Uma das mais belas quimeras medievais é Finisterra. A procura de Finisterra foi tão intensa quanto a procura do Sacrado Graal ou a procura da Pedra Filosofal ou da Fonte da Eterna Juventude. Ao contrário, porém, do Cálice Sagrado ou da Fonte da Juventude, Finisterra estava ao alcance dos corações doloridos, dos doentes sem remédio, dos pecadores angustiados e de toda sorte de mente ou alma conturbada disposta a trilhar as lonjuras da terra ao seu encontro e chegar ali - ali onde a Europa daquela época pensava estar o Fim do Mundo.
Finisterra era o ponto em que o homem da Idade Média defrontava-se com o mistério do seu destino. Aquele era o último limite que Deus havia dado ao homem, seu ponto central, de onde ele, ser antropocêntrico, constatava que seguir além era impossível. Aquele lugar era o apogeu e o final da sua presença na Terra. A prefiguração do destino de toda Humanidade. Já pensou uma coisa dessas? Aqueles eram os tempos em que o homem media o mundo pelo seu ínfimo tamanho.E naquele ponto da costa da Espanha, diante do Oceano Tenebroso, ele avistava - não temos mais este previlégio - o Ignoto! Dali em diante, se não houvesse um audaz navegante, o mundo do homem terminava. Este sentimento nos é hoje desconhecido. O sentimento da nossa finitude.
Chega-se a Finisterra um pouco além de Compostela, na rota do afamado Caminho de Santiago. Qualquer agência de viajens vai lhe mostrar como é. O Caminho hoje é coisa comum. Fazem-se escursões de bicicleta para percorrê-lo. Na Idade Média o Caminho levava a um local de trégua. Hospital ou Convento, Compostela abrigava o doente, o miserável, o angustiado, o amedrontado fugindo da guerra, da peste e da tristeza por haver pecado. O Caminho levava a um desses locais seguros na terrível e sangrenta Idade Média, de guerras longuíssimas, suplicios públicos, pestes devastadoras.
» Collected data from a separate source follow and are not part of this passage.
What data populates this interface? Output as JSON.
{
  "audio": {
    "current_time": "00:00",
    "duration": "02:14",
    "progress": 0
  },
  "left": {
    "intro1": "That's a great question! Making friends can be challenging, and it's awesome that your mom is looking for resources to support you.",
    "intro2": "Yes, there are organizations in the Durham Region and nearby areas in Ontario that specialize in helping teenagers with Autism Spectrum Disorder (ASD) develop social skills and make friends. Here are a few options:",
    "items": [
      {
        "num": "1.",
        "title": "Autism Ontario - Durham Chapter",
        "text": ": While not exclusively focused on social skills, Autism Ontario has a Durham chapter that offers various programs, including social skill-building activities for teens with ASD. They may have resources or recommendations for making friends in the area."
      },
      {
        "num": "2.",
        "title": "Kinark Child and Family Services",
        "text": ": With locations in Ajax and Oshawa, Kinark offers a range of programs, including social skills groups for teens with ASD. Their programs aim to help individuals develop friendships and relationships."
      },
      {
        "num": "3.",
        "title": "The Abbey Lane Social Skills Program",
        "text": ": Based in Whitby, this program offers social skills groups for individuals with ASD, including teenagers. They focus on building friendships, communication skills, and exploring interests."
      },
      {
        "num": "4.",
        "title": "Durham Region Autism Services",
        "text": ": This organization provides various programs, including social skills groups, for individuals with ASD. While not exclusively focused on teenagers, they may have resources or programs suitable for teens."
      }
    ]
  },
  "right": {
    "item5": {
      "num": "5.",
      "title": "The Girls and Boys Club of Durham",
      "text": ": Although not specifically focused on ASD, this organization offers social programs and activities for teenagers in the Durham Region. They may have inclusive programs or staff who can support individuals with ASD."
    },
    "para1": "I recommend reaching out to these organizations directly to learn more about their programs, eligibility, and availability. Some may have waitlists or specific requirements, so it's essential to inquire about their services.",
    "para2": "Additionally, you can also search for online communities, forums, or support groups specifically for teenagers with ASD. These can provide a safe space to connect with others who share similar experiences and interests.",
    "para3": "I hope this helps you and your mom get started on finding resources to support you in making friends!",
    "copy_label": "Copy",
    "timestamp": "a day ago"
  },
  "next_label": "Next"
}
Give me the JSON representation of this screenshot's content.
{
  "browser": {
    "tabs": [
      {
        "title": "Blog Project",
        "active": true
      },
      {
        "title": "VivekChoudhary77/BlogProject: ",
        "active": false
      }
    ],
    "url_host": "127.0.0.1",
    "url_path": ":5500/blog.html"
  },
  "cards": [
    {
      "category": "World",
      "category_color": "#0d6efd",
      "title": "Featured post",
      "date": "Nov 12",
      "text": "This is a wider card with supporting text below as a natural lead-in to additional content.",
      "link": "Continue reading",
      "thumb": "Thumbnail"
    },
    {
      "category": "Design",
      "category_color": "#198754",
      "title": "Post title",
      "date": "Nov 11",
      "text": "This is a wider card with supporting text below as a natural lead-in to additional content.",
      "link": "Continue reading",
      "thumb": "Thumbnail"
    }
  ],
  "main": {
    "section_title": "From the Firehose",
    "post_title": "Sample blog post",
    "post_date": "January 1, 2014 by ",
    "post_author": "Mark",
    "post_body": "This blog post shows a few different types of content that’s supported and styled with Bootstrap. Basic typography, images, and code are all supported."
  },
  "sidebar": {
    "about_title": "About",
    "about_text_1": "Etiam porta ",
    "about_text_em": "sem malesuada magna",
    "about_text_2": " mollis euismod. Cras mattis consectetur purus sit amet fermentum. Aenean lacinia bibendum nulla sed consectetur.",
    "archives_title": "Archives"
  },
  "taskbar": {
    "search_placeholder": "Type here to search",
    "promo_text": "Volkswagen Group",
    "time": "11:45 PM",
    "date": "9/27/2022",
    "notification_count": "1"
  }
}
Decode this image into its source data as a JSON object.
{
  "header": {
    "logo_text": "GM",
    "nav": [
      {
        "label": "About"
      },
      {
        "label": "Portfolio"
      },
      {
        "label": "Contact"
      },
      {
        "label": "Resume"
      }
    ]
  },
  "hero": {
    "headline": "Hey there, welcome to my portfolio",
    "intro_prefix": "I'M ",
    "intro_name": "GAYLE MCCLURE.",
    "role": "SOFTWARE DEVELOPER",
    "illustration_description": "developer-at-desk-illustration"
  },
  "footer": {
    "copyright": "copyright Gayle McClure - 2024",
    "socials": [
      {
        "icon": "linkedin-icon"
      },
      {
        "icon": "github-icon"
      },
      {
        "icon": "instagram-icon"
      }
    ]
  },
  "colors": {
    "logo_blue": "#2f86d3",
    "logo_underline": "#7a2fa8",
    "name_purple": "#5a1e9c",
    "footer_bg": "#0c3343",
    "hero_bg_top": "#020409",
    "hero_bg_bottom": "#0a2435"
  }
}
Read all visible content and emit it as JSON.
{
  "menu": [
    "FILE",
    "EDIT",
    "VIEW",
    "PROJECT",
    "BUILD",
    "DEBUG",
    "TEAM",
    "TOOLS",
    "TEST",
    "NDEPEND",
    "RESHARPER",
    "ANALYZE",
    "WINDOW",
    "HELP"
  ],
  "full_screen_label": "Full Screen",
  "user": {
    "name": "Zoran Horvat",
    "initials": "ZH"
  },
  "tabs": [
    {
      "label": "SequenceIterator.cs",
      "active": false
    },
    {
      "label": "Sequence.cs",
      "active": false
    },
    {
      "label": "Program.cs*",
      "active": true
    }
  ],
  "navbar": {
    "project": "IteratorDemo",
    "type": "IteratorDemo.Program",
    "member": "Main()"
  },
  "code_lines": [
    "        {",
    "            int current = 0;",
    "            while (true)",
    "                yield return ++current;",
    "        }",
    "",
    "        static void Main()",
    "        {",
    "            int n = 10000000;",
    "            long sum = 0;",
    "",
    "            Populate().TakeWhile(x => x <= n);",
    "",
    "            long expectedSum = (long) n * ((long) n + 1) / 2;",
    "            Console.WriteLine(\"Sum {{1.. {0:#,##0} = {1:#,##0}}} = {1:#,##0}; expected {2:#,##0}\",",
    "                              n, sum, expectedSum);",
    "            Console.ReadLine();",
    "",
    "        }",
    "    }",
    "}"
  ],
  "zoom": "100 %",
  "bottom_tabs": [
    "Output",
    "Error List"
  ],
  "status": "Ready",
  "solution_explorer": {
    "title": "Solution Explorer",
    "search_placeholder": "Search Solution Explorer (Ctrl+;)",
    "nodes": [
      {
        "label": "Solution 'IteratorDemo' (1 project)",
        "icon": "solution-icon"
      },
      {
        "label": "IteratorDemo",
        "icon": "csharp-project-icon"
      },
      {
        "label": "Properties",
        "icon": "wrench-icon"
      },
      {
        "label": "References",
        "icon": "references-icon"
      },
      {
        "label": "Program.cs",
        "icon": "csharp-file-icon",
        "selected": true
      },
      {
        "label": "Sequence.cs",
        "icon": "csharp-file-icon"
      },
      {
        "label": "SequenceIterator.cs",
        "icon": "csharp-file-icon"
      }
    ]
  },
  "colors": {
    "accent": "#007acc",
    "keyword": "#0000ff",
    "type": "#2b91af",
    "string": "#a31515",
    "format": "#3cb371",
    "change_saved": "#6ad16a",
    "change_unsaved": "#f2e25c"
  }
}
Em Compostela chegava-se perto do Céu com cânticos e incenso. Maravilha. Um pouco além no Caminho encontrava-se o fim do mundo. Uma rocha pendendo no abismo.
Quanto à Juventude, dela sabemos hoje que pode ser eterna. O cinema, essa invenção maravilhosa, faz para nós o que todos os alquimistas da Idade Média não conseguiram. O cinema faz-nos olhar para nós mesmos da maneira que almejamos - e, por causa dele, foram inventadas as clinicas de rejuvenescimento, o peeling, as massagens, as raspagens, as mulheres extirpam a gordura e introduzem silicone. A mulher extremamente bela foi considerada naquela época como uma invenção do diabo. Já viram as imagens das mulheres medievais em quadros e ilustrações da época? Eram baixinhas, gordas, cobertas de panos dos pés aos cabelos, sizudas, histéricas, assustadas, quase consideradas como o puro pecado. A outra imagem era a da mãe. A mãe constante, a provedora, a guardadora, a protetora.
O fractal aqui mostrado não resume nada disso. Entretanto, produzi uma imagem elementar que, penso, pode representar o sentimento de finitude - a espiral encravada como uma unha, ou pedaço de rocha, um rabisco sustentado no próprio elemento que o rodeia - no Nada!